関東大学ラグビー対抗戦伝統の早慶戦(慶早戦)が11月23日に東京・秩父宮ラグビー場でおこなわれ、95回目の対戦は、21−14で早稲田大学が制した。8年ぶりの対抗戦優勝を目指す早稲田は5勝1敗となり、帝京大学、明治大学に並んだ。敗れた慶應義塾大学は4勝2敗となった。
「ディフェンスで粘り強くやっていこうと言っていた。がまん比べでわずかに勝った。選手の思いがグラウンドのなかで出たと思う」(早稲田大学・相良南海夫監督)
慶應は序盤、ラインアウトの呼吸が合わずリズムに乗れなかった。前半だけで4本失敗。果敢に前進を試みるが早稲田のディフェンスに阻まれ、ブレイクダウンでもプレッシャーを受けた。

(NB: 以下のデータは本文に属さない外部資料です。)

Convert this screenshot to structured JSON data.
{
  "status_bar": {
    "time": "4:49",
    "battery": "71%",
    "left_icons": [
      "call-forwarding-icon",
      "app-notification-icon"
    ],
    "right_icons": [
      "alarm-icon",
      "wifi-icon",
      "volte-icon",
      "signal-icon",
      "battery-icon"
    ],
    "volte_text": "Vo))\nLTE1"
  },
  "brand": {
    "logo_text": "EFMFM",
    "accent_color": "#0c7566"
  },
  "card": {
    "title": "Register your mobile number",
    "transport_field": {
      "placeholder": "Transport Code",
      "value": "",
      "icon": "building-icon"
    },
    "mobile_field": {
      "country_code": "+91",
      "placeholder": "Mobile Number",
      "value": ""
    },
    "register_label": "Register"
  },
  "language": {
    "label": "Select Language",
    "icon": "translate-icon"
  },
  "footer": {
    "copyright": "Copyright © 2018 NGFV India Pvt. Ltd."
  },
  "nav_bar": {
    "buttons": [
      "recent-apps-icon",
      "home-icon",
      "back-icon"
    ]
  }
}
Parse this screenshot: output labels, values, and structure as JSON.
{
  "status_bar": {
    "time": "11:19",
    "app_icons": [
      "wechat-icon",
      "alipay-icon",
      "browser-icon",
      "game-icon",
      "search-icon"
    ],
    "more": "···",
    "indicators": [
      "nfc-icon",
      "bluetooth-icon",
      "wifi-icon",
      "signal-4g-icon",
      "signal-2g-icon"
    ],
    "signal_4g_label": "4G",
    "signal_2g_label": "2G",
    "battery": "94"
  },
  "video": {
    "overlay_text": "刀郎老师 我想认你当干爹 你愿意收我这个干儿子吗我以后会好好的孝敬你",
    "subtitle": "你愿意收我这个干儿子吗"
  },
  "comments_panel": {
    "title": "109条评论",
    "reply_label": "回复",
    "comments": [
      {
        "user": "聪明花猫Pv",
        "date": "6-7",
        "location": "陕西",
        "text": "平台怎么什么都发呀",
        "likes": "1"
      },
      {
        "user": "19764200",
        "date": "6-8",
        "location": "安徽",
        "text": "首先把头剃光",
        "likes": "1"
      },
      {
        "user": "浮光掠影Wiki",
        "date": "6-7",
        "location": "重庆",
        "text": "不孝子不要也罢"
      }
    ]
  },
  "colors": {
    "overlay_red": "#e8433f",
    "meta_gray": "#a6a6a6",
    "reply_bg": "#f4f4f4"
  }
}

シーソーゲームの均衡を破ったのは早稲田SO岸岡智樹のドロップゴールだった。25分、自陣から狙い、ゴールポストに向かって約55メートル飛んだボールはクロスバーを越えた。観客1万9197人の秩父宮がどよめいた。赤黒のジャージーはさらに30分、ラインアウトからモールで押し込み、ゴール左隅へのトライが認められた。前半終了前にはPGで3点を追加し、11−0で折り返した。
後半、風上に立った慶應は45分(後半5分)、FL山本凱の突破ゲインから活気づき、NO8山中侃らの力走が続いて、CTB栗原由太が切り込んで敵陣深くに入り、テンポのいい連続攻撃をPR細田隼都がフィニッシュした。キャプテンのSO古田京がコンバージョンを決めて4点差とする。
しかし早稲田は53分、ディフェンスでプレッシャーをかけてボールを奪い返すと、カウンターでFB河瀬諒介、WTB長田智希が好走、サポートについていたSH齋藤直人がゴール右に飛び込んだ。68分にはCTB中野将伍が防御網を切り裂く鮮やかな走りでゴールラインを割り、21−7となった。
それでも粘る慶應は74分、ラインアウトからモールで押し込みトライ。SO古田が左脚で加点し、7点差に詰めた。
熱闘は最後まで続き、慶應は試合終了間際、ゴール前でPKを得てクイックタップから攻めたが、早稲田が耐え、伝統校同士の好ゲームはノーサイドとなった。
最終節、早稲田は12月2日に秩父宮ラグビー場で“早明戦”をおこない、慶應は12月1日に熊谷ラグビー場で青山学院大学と対戦する。